Oscar and Lucinda is impressively vast, impeccably pitched, subtle and well written. The story is that of the relationship between a young, awkward, bashful, clergyman, Oscar Hopkins, and an Australian heiress with money and independence and not much else, Lucinda Leplastrier. Despite being born half the world apart; one in a quiet Devon village, the other on a farm in the Australian outback, the two are made for each other. Both are inveterate gamblers, “one obsessive, the other compulsive – incapable of winning at the game of love.” When Oscar decides to seek self mortifying missionary work in Australia his sea journey coincides with Lucinda’s return from a glass factory tour and they discover, hidden in each other, the vice of gambling.

But neither is schooled in the international language of love, they are young and uncertain, unable to express themselves and mired in self doubt. And when their addictions lead them to social ostracism, they each gamble everything on a grandiose monument to their love, and each of their lives is transformed forever.

It is the 1860’s, Australia is being violently colonised. The industrial revolution is in full swing. From sleepy Devon to an Oxford seminary, glass factories to backstreet gambling holes, grand sea journeys to treks through uncharted Aboriginal land, Oscar and Lucinda takes us on a journey of exploration into a newly emerging world, complete with its opportunity and brutality.
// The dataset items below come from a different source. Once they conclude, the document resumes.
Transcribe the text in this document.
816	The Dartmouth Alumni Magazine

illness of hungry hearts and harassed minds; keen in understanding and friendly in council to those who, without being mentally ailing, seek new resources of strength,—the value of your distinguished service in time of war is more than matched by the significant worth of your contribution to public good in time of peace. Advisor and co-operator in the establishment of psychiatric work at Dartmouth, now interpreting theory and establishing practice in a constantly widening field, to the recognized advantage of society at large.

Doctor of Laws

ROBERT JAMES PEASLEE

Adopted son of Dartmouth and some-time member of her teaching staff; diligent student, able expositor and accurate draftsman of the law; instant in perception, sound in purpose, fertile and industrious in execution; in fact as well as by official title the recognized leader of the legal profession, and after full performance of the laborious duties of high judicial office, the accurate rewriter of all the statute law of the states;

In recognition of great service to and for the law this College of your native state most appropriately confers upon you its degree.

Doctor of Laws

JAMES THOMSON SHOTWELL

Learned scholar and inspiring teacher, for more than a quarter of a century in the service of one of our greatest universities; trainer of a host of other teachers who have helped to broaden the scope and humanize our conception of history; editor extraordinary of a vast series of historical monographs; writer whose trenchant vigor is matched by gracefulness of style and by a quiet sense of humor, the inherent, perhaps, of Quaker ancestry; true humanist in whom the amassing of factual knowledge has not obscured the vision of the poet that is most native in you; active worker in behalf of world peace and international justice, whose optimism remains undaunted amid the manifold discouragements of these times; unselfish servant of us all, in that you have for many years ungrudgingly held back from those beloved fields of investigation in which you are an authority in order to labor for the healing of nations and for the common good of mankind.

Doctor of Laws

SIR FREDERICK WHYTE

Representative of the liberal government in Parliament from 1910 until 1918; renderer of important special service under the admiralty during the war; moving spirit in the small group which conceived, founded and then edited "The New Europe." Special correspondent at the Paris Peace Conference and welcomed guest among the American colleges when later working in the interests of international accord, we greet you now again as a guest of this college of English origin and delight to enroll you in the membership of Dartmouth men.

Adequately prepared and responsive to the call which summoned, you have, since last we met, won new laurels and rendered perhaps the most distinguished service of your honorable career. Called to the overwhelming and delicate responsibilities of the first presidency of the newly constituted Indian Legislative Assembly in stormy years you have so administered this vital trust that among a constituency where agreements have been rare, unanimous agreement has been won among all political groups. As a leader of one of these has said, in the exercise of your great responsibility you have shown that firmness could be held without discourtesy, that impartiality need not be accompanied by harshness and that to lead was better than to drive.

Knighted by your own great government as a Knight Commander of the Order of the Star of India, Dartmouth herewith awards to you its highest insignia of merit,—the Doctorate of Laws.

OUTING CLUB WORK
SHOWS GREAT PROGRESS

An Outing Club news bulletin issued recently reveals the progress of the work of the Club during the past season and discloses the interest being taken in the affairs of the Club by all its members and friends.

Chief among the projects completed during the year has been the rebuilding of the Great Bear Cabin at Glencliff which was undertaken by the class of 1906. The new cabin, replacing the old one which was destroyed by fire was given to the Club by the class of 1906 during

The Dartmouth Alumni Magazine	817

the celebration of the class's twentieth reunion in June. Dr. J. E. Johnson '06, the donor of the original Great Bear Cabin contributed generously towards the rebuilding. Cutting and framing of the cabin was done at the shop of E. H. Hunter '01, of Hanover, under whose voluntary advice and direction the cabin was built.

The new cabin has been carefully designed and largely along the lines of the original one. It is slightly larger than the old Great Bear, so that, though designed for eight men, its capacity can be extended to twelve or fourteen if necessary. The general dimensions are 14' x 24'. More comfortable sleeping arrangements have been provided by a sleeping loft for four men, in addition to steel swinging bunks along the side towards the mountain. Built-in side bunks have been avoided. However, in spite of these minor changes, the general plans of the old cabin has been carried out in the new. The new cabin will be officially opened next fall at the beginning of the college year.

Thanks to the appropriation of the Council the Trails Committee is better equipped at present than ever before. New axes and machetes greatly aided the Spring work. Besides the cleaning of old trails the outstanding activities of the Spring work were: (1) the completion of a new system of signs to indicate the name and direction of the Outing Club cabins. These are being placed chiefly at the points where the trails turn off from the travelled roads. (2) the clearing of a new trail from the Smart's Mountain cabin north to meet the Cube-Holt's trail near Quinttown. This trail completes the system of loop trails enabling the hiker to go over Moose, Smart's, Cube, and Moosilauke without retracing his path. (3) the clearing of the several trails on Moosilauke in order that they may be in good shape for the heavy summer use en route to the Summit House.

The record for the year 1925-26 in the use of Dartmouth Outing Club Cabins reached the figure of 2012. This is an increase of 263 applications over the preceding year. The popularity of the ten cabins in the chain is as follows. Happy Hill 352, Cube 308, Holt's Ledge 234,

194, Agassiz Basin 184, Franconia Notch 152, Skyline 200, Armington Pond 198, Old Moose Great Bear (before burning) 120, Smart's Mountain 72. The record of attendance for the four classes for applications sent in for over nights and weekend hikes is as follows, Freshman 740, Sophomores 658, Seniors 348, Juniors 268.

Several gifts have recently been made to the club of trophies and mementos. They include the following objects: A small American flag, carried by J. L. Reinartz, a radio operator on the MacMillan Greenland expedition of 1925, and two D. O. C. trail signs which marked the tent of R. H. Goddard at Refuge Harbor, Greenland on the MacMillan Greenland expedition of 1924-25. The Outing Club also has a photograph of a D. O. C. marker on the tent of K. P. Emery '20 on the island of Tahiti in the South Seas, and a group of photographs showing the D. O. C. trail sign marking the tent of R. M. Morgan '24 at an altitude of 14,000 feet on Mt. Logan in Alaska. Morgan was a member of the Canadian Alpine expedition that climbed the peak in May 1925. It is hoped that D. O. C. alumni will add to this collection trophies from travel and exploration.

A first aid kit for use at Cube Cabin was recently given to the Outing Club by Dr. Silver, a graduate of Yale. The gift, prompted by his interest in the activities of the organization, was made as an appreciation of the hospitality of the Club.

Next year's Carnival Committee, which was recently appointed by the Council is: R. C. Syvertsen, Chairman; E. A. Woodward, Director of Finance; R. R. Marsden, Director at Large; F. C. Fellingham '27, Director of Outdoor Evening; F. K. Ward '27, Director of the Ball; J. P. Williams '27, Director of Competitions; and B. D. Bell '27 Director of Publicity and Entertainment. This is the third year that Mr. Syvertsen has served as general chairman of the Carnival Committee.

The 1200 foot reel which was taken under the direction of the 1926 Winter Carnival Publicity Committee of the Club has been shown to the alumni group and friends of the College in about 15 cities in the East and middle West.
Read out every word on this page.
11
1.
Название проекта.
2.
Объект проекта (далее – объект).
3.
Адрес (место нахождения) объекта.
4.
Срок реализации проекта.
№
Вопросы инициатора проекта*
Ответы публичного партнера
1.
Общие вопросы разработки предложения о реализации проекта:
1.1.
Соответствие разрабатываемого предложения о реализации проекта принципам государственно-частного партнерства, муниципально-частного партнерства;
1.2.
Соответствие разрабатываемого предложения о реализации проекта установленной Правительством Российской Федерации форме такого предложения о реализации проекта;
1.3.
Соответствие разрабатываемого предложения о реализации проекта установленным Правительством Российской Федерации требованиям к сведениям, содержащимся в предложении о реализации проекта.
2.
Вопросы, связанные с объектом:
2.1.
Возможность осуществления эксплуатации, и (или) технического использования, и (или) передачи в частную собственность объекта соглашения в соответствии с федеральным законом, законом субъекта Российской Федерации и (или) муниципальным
Reminiscent of Kazuo Ishiguro in the understatement of the events, Oscar and Lucinda is a fabulously detailed epic novel. Where most authors would stick with one thematic hook to build the novel around, Carey finds three: religion, glass and gambling. Not a natural combination, but one which works superbly. They each support each other, repeatedly extending the metaphors and ideas of the novel as a whole. For example, the complexity of glass: it is both strong and fragile, transparent and yet distorting, practical and magical. And religion which purports to be unquestionable and yet is mired in uncertainty, fragile belief and discord.

Oscar and Lucinda
is a novel of rarely rivalled richness, which feels so close to life you can almost touch it. Populated with rounded, characters and underpinned with enthralling themes, this is a book to completely immerse yourself in.
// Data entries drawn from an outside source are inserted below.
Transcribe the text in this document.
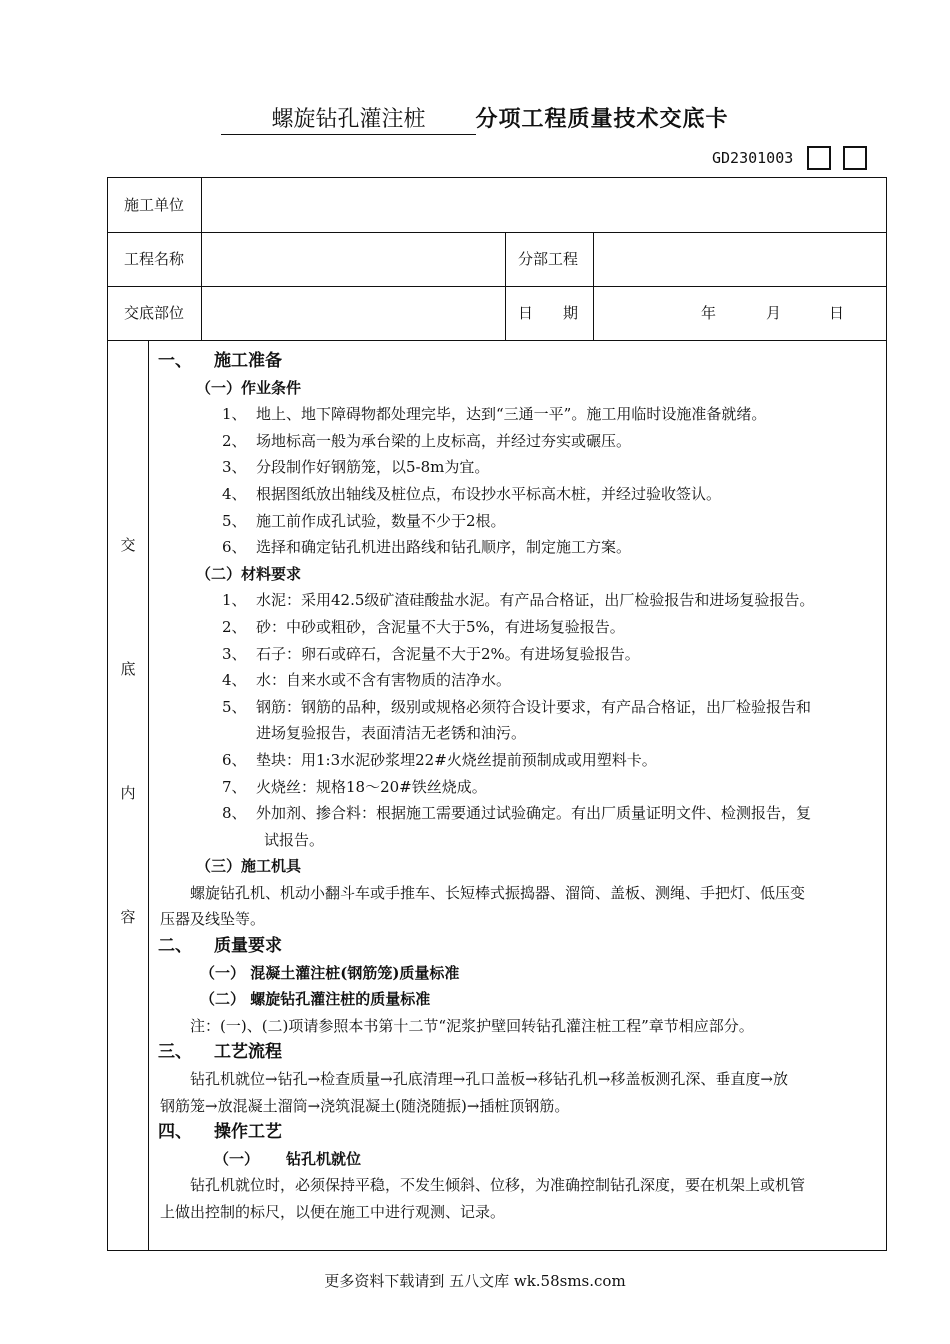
螺旋钻孔灌注桩 分项工程质量技术交底卡
GD2301003
施工单位
工程名称	分部工程
交底部位	日　　期	年	月	日
交
底
内
容
一、 施工准备
（一）作业条件
1、 地上、地下障碍物都处理完毕，达到“三通一平”。施工用临时设施准备就绪。
2、 场地标高一般为承台梁的上皮标高，并经过夯实或碾压。
3、 分段制作好钢筋笼，以5-8m为宜。
4、 根据图纸放出轴线及桩位点，布设抄水平标高木桩，并经过验收签认。
5、 施工前作成孔试验，数量不少于2根。
6、 选择和确定钻孔机进出路线和钻孔顺序，制定施工方案。
（二）材料要求
1、 水泥：采用42.5级矿渣硅酸盐水泥。有产品合格证，出厂检验报告和进场复验报告。
2、 砂：中砂或粗砂，含泥量不大于5%，有进场复验报告。
3、 石子：卵石或碎石，含泥量不大于2%。有进场复验报告。
4、 水：自来水或不含有害物质的洁净水。
5、 钢筋：钢筋的品种，级别或规格必须符合设计要求，有产品合格证，出厂检验报告和
进场复验报告，表面清洁无老锈和油污。
6、 垫块：用1:3水泥砂浆埋22#火烧丝提前预制成或用塑料卡。
7、 火烧丝：规格18～20#铁丝烧成。
8、 外加剂、掺合料：根据施工需要通过试验确定。有出厂质量证明文件、检测报告，复
试报告。
（三）施工机具
螺旋钻孔机、机动小翻斗车或手推车、长短棒式振捣器、溜筒、盖板、测绳、手把灯、低压变
压器及线坠等。
二、 质量要求
（一） 混凝土灌注桩(钢筋笼)质量标准
（二） 螺旋钻孔灌注桩的质量标准
注：(一)、(二)项请参照本书第十二节“泥浆护壁回转钻孔灌注桩工程”章节相应部分。
三、 工艺流程
钻孔机就位→钻孔→检查质量→孔底清理→孔口盖板→移钻孔机→移盖板测孔深、垂直度→放
钢筋笼→放混凝土溜筒→浇筑混凝土(随浇随振)→插桩顶钢筋。
四、 操作工艺
（一） 钻孔机就位
钻孔机就位时，必须保持平稳，不发生倾斜、位移，为准确控制钻孔深度，要在机架上或机管
上做出控制的标尺，以便在施工中进行观测、记录。
更多资料下载请到 五八文库 wk.58sms.com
However, despite all this, Oscar and Lucinda does have its limitations. It is dense and capricious, like a squirming eel it is almost impossible to pin down. Each of the title characters is quiet, emotionally withdrawn and unremarkable – to the point whereby even the most remarkable events seem somehow slightly bland. The book is also populated with many characters who walk in and out, just as you feel that you are getting into the lives and characters of Oscar or Lucinda, along comes another character and the narrative moves away from them again. The intimacy is repeatedly broken, the tension is built up only by the tragedy of their unspoken love. And at times this gets incredibly tiresome.
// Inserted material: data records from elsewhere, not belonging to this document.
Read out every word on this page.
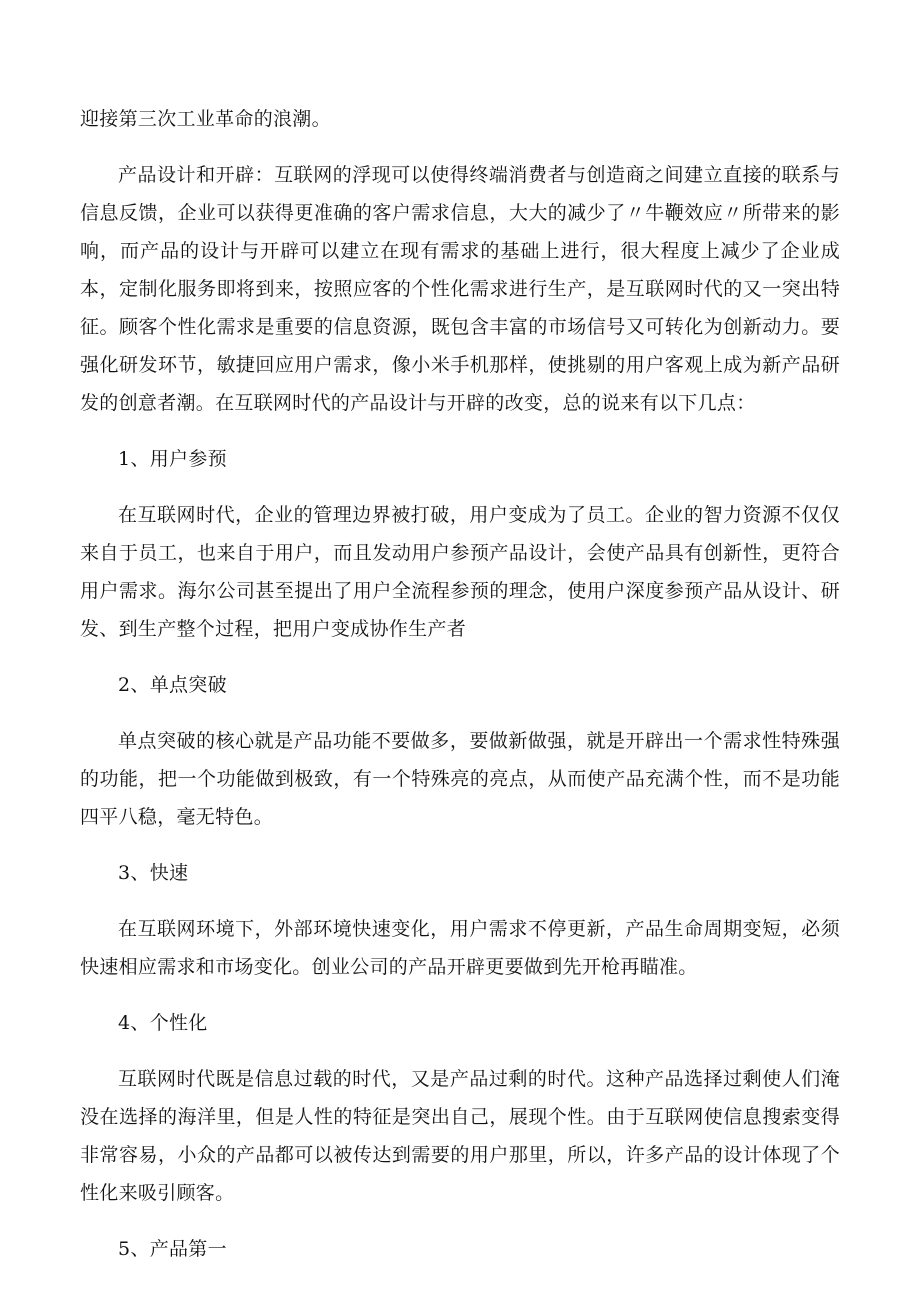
迎接第三次工业革命的浪潮。

产品设计和开辟：互联网的浮现可以使得终端消费者与创造商之间建立直接的联系与信息反馈，企业可以获得更准确的客户需求信息，大大的减少了〃牛鞭效应〃所带来的影响，而产品的设计与开辟可以建立在现有需求的基础上进行，很大程度上减少了企业成本，定制化服务即将到来，按照应客的个性化需求进行生产，是互联网时代的又一突出特征。顾客个性化需求是重要的信息资源，既包含丰富的市场信号又可转化为创新动力。要强化研发环节，敏捷回应用户需求，像小米手机那样，使挑剔的用户客观上成为新产品研发的创意者潮。在互联网时代的产品设计与开辟的改变，总的说来有以下几点：

1、用户参预

在互联网时代，企业的管理边界被打破，用户变成为了员工。企业的智力资源不仅仅来自于员工，也来自于用户，而且发动用户参预产品设计，会使产品具有创新性，更符合用户需求。海尔公司甚至提出了用户全流程参预的理念，使用户深度参预产品从设计、研发、到生产整个过程，把用户变成协作生产者

2、单点突破

单点突破的核心就是产品功能不要做多，要做新做强，就是开辟出一个需求性特殊强的功能，把一个功能做到极致，有一个特殊亮的亮点，从而使产品充满个性，而不是功能四平八稳，毫无特色。

3、快速

在互联网环境下，外部环境快速变化，用户需求不停更新，产品生命周期变短，必须快速相应需求和市场变化。创业公司的产品开辟更要做到先开枪再瞄准。

4、个性化

互联网时代既是信息过载的时代，又是产品过剩的时代。这种产品选择过剩使人们淹没在选择的海洋里，但是人性的特征是突出自己，展现个性。由于互联网使信息搜索变得非常容易，小众的产品都可以被传达到需要的用户那里，所以，许多产品的设计体现了个性化来吸引顾客。

5、产品第一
Furthermore, and this is more of a personal problem, I believe that just as everyone has their own individual writing style, so too do they have their own inner reading cadence, some lyrical phrasings which please them, and others which don’t. For some reason, Salman Rushdie’s prose delights me, whereas the flow of sentences here does not rhythmically work inside my head. I find Peter Carey’s short sentences troublesome, almost caustic, and because of this is could not fall in love with this book.

Nonetheless, Oscar and Lucinda is a veritable feast of thematic exuberance and character fallibility. It is a novel to delight in, one that almost everyone who reads it seems to fall in love with.